21-22 May: Challenge Cup Quarter Finals (Magic Weekend) & 1895 Cup Semi-Finals

4-5 June: Challenge Cup Semi-Finals; Full Round of Championship & League 1 Fixtures

2-3 July: Challenge Cup Final & 1895 Cup Final at Wembley

10-11 September: Final Round of Championship and League 1 Fixtures (Round 22)

17-18 September: Final Round of Super League Fixtures (Round 22); Opening weekend of playoff matches for Championship and League 1

24-25 September: Opening weekend of Super League playoff matches; second round of Championship & League 1 playoffs; Million Pound Game to determine which club is relegated from the Championship

1-2 October: Second round of Super League play-offs; third round of Championship & League 1 playoffs; Super League Million Pound Game to determine relegated club

8-9 October: Third round of Super League playoffs; Championship & League 1 Grand Finals as double header

15 October: Super League Grand Final at Old Trafford


I have tried to produce a league and Cup fixture that would in my view have a strong chance of enhancing Rugby League’s profile while also enhancing its commercial appeal to potential broadcasters.

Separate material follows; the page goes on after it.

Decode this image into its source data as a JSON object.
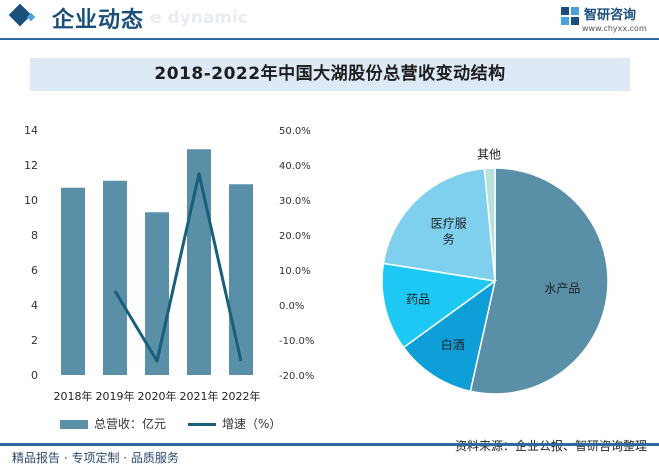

The biggest objection is likely to come from the Super League clubs, who might object to sharing the income from broadcasters among 16 clubs.

If so, that would be a short sighted objection. By 2022 it is quite possible that there will be three overseas clubs – Catalans, Toronto and Toulouse – in Super League. That would mean that a competition with only nine English clubs would have a very limited appeal.

But a competition with 13 English clubs and three from overseas would be a far more attractive proposition.

I have no doubt that the forthcoming TV negotiations are the most crucial in the history of British Rugby League. I’m not saying that my proposal is the only possible one. But if it’s not, I would like to see a better one.